Reality hits kinda hard sometimes.  Like today waking up to a blotch what may or may not bloom into a full-blown two-week blemish on my chin.  Like getting dressed in yesterday’s (well, ok……..been wearing them for the past four days) yoga pants and spiffing them up with the sticky tape roller. Collecting enough dog hair to weave a rug and yes, I know ……knitting dog hair sweaters and all.  I read Whole Earth, too.

Every time I’m hit with a huge dose of “why the hell is it up to me?” then I think back to all the talent I’ve developed over the years.

My friend’s husband was installing a new toilet recently and it wasn’t going smoothly. She sent me a text telling me the renovations had moved beyond the excitement stage, through the marital support moment stage, into the stay in the other room and leave him alone to figure it out stage.
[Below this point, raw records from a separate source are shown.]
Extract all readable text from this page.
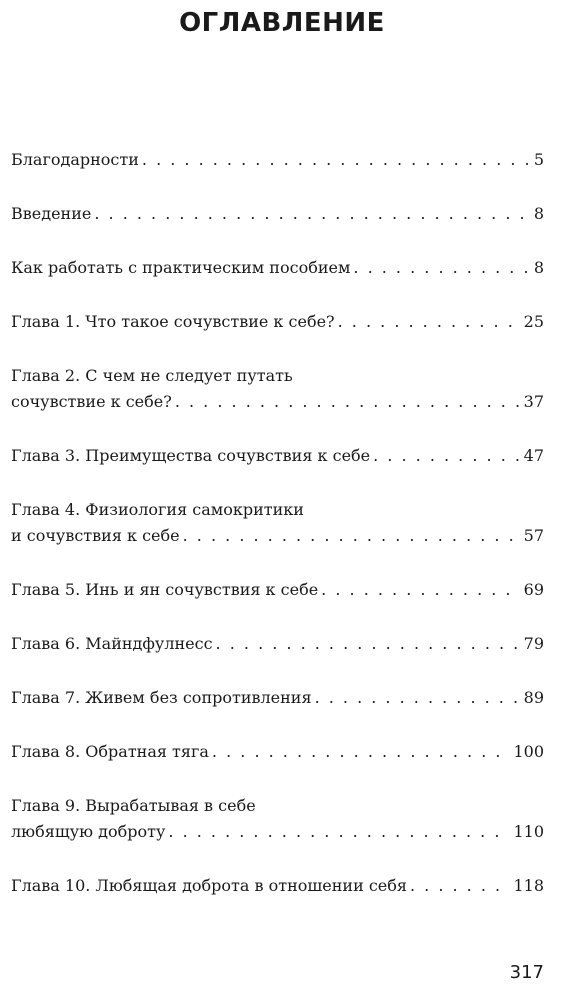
ОГЛАВЛЕНИЕ
Благодарности . . .	5
Введение . . .	8
Как работать с практическим пособием . . .	8
Глава 1. Что такое сочувствие к себе? . . .	25
Глава 2. С чем не следует путать
сочувствие к себе? . . .	37
Глава 3. Преимущества сочувствия к себе . . .	47
Глава 4. Физиология самокритики
и сочувствия к себе . . .	57
Глава 5. Инь и ян сочувствия к себе . . .	69
Глава 6. Майндфулнесс . . .	79
Глава 7. Живем без сопротивления . . .	89
Глава 8. Обратная тяга . . .	100
Глава 9. Вырабатывая в себе
любящую доброту . . .	110
Глава 10. Любящая доброта в отношении себя . . .	118
317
I offered my support.  After all, one of my handy little talents is the ability to remove and install toilets before you finish that cup of coffee and need to pee. Thanks to my crazy dog Jasper and numerous …..I mean numerous (we were slow learners) tennis balls dropped in the toilet the moment of a flush, I learned how to dismantle and re-install toilets.  I think the guys at Home Depot thought I had a toilet fetish……. but I digress.

The renos were done at my friend’s house ok without me, but I know she keeps me in her back pocket for a handy backup if needed.  After all, some of the talents I proudly sport have been years in the making.